Роб красиво, как в кулинарном шоу наливает на сковороду оливковое масло и отрезает два ломтя от неровной, перепачканной запёкшейся мукой, булки хлеба.

– Этот хлеб – настоящее произведение искусства, мы печём его сами. Сейчас убедишься.

Он бросает белые ноздреватые ломти на сковороду. Я не успеваю заметить, как в его руках появляется нож и крупный авокадо. Он моментально разрезает его и ловко извлекает косточку. Затем он переворачивает хлеб на сковороде и возвращается к авокадо, нарезая аккуратными ломтями и тут же разминая вилкой.

Рукава его чёрной, безукоризненно чистой рубашки закатаны до локтей, и я не могу оторвать глаз от его сильных, быстрых и очень красивых рук. Они просто совершенны. Он весь совершенен. Роб двигается уверенно и грациозно, не делая ни одного лишнего движения.

Из холодильника появляется половина, разрезанного вдоль лобстера и маленькое пластиковое ведёрко.

Роб выцарапывает мясо лобстера из панциря какой-то особой вилочкой и перекладывает в небольшую миску, куда тут же добавляет густой кремовый соус из ведёрка.

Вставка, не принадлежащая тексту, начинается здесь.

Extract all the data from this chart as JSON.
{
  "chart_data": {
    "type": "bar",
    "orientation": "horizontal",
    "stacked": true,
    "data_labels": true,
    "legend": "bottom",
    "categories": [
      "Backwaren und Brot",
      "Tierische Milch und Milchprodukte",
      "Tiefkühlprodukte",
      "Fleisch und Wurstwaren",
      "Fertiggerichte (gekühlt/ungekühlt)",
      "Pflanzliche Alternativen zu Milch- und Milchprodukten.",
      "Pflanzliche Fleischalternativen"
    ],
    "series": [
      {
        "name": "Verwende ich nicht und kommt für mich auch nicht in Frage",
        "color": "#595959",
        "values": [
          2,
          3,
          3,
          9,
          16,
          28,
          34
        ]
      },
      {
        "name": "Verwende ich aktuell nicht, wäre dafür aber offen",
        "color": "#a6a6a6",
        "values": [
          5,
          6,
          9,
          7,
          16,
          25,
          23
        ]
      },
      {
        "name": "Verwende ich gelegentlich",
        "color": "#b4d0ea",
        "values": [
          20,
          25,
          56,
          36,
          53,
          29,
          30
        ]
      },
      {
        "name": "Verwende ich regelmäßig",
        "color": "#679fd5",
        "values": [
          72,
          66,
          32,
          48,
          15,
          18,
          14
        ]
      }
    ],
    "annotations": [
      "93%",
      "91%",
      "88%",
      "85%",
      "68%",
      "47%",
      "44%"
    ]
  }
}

– Это трюфельный майонез. Мы делаем его с оливковым маслом, настоянном на белых трюфелях. Масло готовится со свежайшими трюфелями в Альбе*, в другом моём ресторане. Пьемонтские трюфели самые дорогие в мире, потому что лучше них ничего не может быть.

*(Альба – небольшой город в Пьемонте, в Италии, центр торговли белым трюфелем.)

Я наблюдаю, как на обжаренный хлеб укладывается грубое пюре из авокадо, а поверх него появляется горка из лобстера, смешанного со специальным трюфельным майонезом. Сверху падают маленькие цветочки, листочки и стебельки каких-то не опознанных мною трав.

– Пробуй, – приказывает Роб, ставя тарелку рядом со мной.

– Это так красиво, – восхищённо рассматриваю я сэндвичи, словно сошедшие со страниц кулинарной книги.

Они действительно выглядят потрясающе.

– Давай, – кивает Роб, – скажи, как они на вкус.

Я беру обеими руками большой бутерброд, который лучше было бы есть с помощью ножа и вилки, и, широко открыв рот, кусаю.

Это неимоверно вкусно. Сказать я ничего не могу, поскольку мой рот полон, а только машу головой, в знак полного восторга. Авокадо пытается убежать и расползается в стороны, лобстер с майонезом размазываются по щекам, а Роб, кажется, впервые улыбается и откровенно любуется моей неаккуратностью. Возможно, он всё спланировал и нарочно не дал мне нож и вилку, чтобы увидеть это.

Он протягивает руку и пальцем собирает с моей щеки и губ остатки лобстера. Затем он подносит руку к своему рту и облизывает палец. В груди становится горячо, а сердце медленно набирает обороты.

– Извини, – говорит он, подавая несколько салфеток, – забыл предложить.

Я вытираю губы и щёки, делаю глоток вина и возвращаюсь к еде. Роб тоже откусывает от своего сэндвича и, измазавшись так же, как и я, трёт салфеткой лицо.

– Фантастически вкусно. Большое спасибо за угощение, но мне уже пора двигать, – наконец говорю я, – а то уже скоро вставать, на работу собираться.

– Про поэзию не поговорили.

– Потом когда-нибудь. Буду рада видеть вас, ой, то есть тебя… буду рада видеть тебя в нашем клубе.

Я улыбаюсь, но он абсолютно серьёзен. Роб подходит ко мне так близко, что между нами, даже руку просунуть не получилось бы. Меня обволакивает его запах, я чувствую жар его тела и ощущаю себя бабочкой, приколотой булавкой энтомолога. Его глаза, как расплавленная карамель. Он вглядывается в меня и несомненно видит насквозь.

– Мне действительно пора, – шепчу я, но не пытаюсь отступить назад.

– От тебя пахнет сексом, – негромко, чуть хрипло отвечает он.